At this week’s bi-weekly foot and feather check, the veterinary staff noted that the American Crow now has two blood feathers on its left wing, and three “in blood” on the right wing. Feather checks will continue every two weeks, but the crow appears to be getting closer to release during each check.

September 6, 2012

On May 7, the veterinary team caught American Crow #11-2432 for a foot and feather check. During the last check, the staff noted three blood feathers growing — meaning that the crow started to shed a few of its imped feathers, and was finally growing in its own new set. This time around, two additional blood feathers were spotted — an additional feather on the right wing, and one on the left wing.

The molting process may be slow, but the staff are pleased to see the crow starting to grow in a new set of feathers. An additional foot and feather check will take place in two weeks.

September 6, 2012

During the latest foot and feather check on April 23, the staff were excited to spot three blood feathers on the American Crow — one on the bird’s right wing, and two on the bird’s tail. This means that molting has started — and the crow is slowly growing in some brand new feathers of its own. The staff would like to ensure that all is going well before release, and that the crow has most of its own feathers in by that point. Another foot and feather check will be performed in two weeks’ time on May 7.

September 6, 2012

American Crow #11-2432 was caught for a bi-weekly foot and feather check on April 2; no changes were observed with the bird’s feathers. While the crow is able to fly well most times, rehabilitator Suzy has noted that on days with very heavy rain, the crow does have a harder time getting around. The team will wait for some indication of molting prior to release.

September 6, 2012

American Crow #11-2432 continues to fly well in one of the Center’s flight pens. When a bi-weekly foot and feather check was performed by the veterinary team on March 18, Dr. Adam noted that the crow is missing one imped feather on its left wing, otherwise, all other feathers remain intact. The team would still prefer to see the beginning of a molt cycle before considering release — just to be on the safe side.

September 6, 2012

After another month of living in its outdoor flight pen, American Crow #11-2432 has lost one of its imped tailfeathers. The other imped feathers remain attached; however, some of them are a little tattered.

The crow has not yet begun molting its feathers but it continues to receive bi-weekly feet and feather checks. the Center’s veterinarians want to continue monitoring the crow for the time being and it is currently scheduled to receive a complete blood count next month.

September 6, 2012

After more than a month, American Crow #11-2432 has not lost any of the feathers Dr.
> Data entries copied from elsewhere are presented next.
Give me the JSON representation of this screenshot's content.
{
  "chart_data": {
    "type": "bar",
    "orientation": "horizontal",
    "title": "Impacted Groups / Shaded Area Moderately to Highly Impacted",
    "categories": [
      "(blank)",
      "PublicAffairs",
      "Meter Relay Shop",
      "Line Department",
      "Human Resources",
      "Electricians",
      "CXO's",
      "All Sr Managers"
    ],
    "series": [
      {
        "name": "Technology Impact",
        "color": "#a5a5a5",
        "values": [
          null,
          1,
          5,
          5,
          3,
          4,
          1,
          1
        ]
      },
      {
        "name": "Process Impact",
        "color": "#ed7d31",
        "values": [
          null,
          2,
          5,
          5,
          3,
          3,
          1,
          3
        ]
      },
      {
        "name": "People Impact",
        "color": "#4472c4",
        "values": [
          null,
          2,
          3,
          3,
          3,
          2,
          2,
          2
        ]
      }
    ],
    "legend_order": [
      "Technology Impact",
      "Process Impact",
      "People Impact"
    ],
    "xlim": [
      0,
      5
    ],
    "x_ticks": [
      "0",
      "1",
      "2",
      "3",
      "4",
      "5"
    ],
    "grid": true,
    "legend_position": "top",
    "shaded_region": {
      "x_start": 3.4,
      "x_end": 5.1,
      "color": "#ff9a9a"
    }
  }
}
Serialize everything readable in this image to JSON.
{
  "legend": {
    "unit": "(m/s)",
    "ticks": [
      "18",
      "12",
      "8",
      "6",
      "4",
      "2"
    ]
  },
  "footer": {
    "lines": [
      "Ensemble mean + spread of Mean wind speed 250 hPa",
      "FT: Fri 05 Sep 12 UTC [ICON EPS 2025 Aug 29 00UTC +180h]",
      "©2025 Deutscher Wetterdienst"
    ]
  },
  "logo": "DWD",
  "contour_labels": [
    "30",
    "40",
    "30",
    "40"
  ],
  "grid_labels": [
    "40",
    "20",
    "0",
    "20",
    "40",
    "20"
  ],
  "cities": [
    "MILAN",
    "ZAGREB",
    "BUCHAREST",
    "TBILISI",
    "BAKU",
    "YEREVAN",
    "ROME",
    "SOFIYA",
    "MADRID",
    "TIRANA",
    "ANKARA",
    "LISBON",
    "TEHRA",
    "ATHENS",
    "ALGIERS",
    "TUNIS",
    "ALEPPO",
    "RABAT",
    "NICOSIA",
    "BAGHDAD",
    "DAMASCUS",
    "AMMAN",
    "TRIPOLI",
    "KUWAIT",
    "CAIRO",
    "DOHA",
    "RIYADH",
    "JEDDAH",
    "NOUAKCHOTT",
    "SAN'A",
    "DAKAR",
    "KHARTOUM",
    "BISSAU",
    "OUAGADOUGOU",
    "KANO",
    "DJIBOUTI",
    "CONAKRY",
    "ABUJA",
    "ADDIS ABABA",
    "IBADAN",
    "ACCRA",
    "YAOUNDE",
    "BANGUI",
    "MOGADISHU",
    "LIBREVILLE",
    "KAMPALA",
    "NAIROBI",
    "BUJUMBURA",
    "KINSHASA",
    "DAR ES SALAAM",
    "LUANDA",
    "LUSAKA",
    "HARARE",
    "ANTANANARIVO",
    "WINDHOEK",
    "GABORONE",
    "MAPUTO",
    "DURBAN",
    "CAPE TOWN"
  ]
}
Miranda and Fred imped! Rehabilitators Suzanne Doell and Amber Detrick have also observed the crow flying in its enclosure almost every day and it continues to eat very well on its own. However, the hospital staff agrees that it still too soon after its “imping” operation to plan for its release yet. For now the veterinary and rehabilitation staff will continue to watch the crow in its enclosure and hope that it continues to improve. If after several more weeks, #11-2432 still has all of its replaced feathers and it continues to eat and fly well on its own, then the Center’s staff will discuss plans for the crow’s release.

September 6, 2012

So far, so good — American Crow #11-2432’s imped feathers continue to remain intact. The veterinary team will continue to monitor the feathers each week, while the crow flies and builds up stamina. If all continues to go well, the crow should be able to be released in a few weeks.